Relationships

Why It Isn't You, You Just Haven't Met The Right Person Yet

by Sheena Sharma
Jovo Jovanovic

Dating is exhausting.

You go through one person after another low-key hoping for wild success, but instead, you rack up one epic-as-hell failure after another, only to have nothing to show for them. I mean, you do walk away with poignant lessons, but you certainly don't have the man candy to show off like your successful friends do.

I've recently been beating myself up because nothing romantically significant has been going on in my life. (Yeah, I'm the kind of person who takes that stuff to heart.) I haven't been in a real relationship since my douchebag ex, who doesn't really count because he was such an epic jerk that I refuse to acknowledge the once-unshakeable hold he had over me.

Having gone on so many dates and having nothing to show for it has made me feel like I'm what's wrong. Where is he? I keep thinking to myself. And when I'm not thinking that, I'm thinking, What the hell am I doing to keep men away? Is it a physical flaw that I have? Or worse, is it a personality flaw?

Am I single-handedly f*cking up anything that could possibly be real because I'm too enveloped in the issues that haunt me day-to-day?

I've watched my friends begin to couple up and settle down after having sifted through a quarter of the men I've sifted through, and it makes me wonder what the hell is wrong with me that I can't just find someone and be happy with him.

My friends make it look easy. They're on the fast track to love, and I'm on the slow path. Someone somewhere decided I'd have to go to hell and back before finding a guy who likes me as much as I like him.

But listen to me, jaded single girl: I am you. I know it's hard not to take things personally when you feel like you've got a bad case of bad luck in love. But every wrong person you date gets you that much closer to the person you've been waiting for, and cleaning out the men who don't fit is really just your way of fine-tuning yourself. I know this because when I started out dating, I had almost no sense of self, and I am now so much closer to the woman I've always wanted to be. If you think about it that way, it isn't so depressing.
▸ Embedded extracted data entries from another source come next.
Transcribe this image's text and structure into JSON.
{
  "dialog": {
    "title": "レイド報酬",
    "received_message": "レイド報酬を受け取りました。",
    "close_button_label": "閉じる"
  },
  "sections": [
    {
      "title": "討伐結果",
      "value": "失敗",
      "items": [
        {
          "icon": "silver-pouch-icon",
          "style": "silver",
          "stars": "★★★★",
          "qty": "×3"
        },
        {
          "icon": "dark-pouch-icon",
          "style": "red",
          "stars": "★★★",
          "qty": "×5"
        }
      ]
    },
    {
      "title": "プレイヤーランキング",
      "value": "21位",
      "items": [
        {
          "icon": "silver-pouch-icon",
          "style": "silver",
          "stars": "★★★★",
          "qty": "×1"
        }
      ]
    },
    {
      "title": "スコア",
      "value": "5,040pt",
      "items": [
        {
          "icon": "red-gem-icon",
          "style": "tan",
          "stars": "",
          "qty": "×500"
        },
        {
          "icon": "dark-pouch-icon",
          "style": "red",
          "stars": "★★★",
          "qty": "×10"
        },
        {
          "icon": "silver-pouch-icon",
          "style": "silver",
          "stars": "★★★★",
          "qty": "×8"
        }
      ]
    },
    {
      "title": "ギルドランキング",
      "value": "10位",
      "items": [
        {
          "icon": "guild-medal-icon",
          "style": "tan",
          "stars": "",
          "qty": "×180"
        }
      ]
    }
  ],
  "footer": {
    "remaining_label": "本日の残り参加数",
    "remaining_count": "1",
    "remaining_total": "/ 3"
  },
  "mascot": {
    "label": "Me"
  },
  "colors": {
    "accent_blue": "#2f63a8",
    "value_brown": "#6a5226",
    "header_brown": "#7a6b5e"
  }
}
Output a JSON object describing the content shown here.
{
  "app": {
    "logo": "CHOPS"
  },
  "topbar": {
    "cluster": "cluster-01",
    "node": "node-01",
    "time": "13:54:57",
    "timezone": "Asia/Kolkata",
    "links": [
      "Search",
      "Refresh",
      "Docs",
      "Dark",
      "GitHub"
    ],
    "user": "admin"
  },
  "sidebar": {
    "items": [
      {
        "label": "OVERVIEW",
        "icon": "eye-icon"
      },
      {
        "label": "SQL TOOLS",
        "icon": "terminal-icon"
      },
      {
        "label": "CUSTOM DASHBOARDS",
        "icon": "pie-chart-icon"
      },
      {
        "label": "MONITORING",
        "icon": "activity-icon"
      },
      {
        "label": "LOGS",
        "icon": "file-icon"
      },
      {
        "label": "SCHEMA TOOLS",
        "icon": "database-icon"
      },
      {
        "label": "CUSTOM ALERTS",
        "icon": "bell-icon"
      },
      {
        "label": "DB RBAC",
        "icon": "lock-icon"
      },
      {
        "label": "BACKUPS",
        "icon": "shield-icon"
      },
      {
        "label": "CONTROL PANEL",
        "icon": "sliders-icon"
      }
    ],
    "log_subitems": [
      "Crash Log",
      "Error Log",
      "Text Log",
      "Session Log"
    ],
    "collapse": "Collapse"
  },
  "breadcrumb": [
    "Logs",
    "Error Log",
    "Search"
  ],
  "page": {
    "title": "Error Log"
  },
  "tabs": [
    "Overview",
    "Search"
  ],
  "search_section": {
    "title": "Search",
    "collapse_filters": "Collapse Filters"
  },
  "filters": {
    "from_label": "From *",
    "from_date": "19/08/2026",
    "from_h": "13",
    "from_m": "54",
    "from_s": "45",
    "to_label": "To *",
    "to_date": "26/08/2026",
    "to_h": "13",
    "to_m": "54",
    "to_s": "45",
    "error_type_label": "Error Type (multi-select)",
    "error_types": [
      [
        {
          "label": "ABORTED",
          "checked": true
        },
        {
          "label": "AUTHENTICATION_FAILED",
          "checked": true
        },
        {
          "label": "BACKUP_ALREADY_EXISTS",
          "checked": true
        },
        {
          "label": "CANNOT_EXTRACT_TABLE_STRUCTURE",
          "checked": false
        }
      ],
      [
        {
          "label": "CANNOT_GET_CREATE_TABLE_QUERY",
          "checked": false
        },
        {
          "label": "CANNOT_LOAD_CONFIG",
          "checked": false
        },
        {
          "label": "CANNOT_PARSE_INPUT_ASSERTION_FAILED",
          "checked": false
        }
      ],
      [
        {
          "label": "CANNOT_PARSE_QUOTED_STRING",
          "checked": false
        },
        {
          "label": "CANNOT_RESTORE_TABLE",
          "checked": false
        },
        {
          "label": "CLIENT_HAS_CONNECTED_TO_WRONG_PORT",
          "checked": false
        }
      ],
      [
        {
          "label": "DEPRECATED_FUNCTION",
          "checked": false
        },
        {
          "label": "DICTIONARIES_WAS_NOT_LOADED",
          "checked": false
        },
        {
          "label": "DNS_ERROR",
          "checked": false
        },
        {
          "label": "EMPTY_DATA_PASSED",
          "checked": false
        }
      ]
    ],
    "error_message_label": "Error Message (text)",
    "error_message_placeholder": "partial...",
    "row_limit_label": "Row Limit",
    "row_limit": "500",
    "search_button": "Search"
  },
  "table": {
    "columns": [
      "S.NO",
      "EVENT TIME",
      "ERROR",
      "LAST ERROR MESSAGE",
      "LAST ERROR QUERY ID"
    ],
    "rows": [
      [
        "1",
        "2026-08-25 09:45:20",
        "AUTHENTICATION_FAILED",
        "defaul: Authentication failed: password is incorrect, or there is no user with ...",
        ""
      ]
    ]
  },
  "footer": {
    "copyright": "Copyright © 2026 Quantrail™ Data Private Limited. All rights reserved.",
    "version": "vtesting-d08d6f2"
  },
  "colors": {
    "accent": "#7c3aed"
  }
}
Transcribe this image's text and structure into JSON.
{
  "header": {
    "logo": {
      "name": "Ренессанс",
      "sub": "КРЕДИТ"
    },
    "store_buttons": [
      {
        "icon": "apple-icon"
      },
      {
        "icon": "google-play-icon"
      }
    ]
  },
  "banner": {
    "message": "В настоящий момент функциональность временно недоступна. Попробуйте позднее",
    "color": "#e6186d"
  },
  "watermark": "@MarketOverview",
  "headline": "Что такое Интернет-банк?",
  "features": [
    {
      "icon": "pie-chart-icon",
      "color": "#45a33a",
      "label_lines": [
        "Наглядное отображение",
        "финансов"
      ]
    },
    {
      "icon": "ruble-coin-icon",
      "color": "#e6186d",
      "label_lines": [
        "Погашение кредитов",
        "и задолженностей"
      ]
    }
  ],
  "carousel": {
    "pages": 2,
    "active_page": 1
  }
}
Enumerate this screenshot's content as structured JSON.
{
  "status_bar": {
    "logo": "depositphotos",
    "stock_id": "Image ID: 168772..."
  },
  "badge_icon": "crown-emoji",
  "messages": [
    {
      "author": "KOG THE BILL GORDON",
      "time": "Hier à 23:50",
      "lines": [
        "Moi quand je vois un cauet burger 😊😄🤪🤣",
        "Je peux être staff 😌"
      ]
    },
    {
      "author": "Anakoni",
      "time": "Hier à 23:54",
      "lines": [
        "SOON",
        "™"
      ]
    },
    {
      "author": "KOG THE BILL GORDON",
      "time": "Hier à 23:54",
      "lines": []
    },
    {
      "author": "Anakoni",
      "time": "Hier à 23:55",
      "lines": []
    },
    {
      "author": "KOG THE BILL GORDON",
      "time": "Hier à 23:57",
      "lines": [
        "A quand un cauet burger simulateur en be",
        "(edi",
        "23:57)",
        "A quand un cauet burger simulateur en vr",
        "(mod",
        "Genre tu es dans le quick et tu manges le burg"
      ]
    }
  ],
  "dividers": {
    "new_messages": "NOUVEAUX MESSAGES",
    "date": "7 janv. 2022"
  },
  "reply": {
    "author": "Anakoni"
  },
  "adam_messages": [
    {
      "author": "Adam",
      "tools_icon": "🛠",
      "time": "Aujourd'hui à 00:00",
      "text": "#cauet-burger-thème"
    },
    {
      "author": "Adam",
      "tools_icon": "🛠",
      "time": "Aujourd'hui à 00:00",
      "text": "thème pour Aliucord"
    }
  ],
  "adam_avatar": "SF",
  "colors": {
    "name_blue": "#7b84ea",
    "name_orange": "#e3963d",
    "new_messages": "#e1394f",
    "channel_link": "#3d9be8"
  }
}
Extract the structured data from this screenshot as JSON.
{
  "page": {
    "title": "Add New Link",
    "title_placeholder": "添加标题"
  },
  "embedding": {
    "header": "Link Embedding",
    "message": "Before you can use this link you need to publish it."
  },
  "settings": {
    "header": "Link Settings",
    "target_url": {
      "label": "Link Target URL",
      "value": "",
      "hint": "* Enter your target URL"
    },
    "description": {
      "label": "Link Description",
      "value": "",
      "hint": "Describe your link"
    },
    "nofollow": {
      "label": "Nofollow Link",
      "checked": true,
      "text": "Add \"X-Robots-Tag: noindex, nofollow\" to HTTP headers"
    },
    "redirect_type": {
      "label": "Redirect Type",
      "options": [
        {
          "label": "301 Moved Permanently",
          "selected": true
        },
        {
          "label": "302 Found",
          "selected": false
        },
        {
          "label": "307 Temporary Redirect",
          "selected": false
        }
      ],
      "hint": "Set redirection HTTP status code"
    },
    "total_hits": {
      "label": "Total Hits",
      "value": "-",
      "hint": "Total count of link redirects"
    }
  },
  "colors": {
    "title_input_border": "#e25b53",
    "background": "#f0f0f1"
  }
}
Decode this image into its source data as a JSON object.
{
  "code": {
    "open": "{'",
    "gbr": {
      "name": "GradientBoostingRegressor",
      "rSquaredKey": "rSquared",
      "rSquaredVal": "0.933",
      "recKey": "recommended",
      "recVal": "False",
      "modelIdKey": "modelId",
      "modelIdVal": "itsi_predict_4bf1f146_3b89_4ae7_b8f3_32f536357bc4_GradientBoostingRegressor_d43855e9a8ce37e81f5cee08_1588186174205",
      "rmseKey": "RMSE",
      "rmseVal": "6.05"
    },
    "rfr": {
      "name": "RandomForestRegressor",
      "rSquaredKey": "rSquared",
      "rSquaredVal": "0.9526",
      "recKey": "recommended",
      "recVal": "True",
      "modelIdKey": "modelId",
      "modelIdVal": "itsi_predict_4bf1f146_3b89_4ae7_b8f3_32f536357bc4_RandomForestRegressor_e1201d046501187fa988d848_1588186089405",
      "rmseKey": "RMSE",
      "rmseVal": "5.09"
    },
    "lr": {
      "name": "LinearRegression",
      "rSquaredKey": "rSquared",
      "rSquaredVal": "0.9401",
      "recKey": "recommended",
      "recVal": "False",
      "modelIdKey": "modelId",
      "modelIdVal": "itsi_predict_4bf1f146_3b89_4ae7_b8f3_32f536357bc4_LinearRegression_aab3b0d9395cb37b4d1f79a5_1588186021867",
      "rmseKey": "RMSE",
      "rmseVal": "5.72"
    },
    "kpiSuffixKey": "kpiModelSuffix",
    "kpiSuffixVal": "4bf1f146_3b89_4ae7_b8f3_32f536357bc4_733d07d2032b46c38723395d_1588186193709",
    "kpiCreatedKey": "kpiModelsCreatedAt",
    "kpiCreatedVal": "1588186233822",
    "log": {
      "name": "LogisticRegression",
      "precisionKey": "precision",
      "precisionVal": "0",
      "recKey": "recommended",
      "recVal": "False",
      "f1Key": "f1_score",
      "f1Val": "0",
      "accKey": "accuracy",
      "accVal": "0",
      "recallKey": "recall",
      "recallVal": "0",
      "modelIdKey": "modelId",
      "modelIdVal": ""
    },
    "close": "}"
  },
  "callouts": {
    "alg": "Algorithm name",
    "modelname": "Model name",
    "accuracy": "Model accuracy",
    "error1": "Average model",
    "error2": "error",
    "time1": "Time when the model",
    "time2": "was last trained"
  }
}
Some were meant to find "the one" early on. They found them in college, or through friends of good friends or, ever-so-rarely, they were high-school sweethearts. The rest of us are on a lazier path to love. A path that winds and has obstacles to climb over and takes its sweet time.

We were meant to fall in love, fall out of love unharmed, fall in love again, end up heartbroken, be alone for a while, find and stay with the wrong person for a while, and end up alone once more -- which is where I am now.

But all this muck is our rite of passage, because, hey, we're complex girls, and love is complex. And we're clearing out all the wrong people so we can finally get to the right person.

So please heed my words when I say that it isn't you. I know you're fragile and I know you're tired and I know that all you want to do is give up faith. I know that you think that maybe love just isn't in the cards for you, and that sometimes, you enter a really, really dark place where voices inside your head tell you that you're ugly, unworthy and unloved. (It saddens me how even the prettiest girl can feel ugly and invisible just because she doesn't wake up to a "Good morning, beautiful" text every morning.) That place can be so dark that you don't talk about it with anyone.

But, see, everyone else went through that, too. They, too, thought they'd die alone -- and then they met the person who changed that forever.

You just haven't met that person yet. For your own sake, you've got to stop punishing yourself for having bad luck. Because that's all it is. Luck.

And if you don't stop tormenting yourself, you will enter a scary place and it'll be that much harder to crawl out. You don't want the person of your dreams to meet that mopey, jaded girl, do you?

We all doubt there's someone out there for us ... until we find him. Your coupled-up friends know it, too. They'd just can't remember what life was like before they met "the one." And you can be jealous of them, or you can look at them as you patiently wait your turn. The choice is yours.

I choose the latter, because I truly believe that anyone can find love. Even you and me.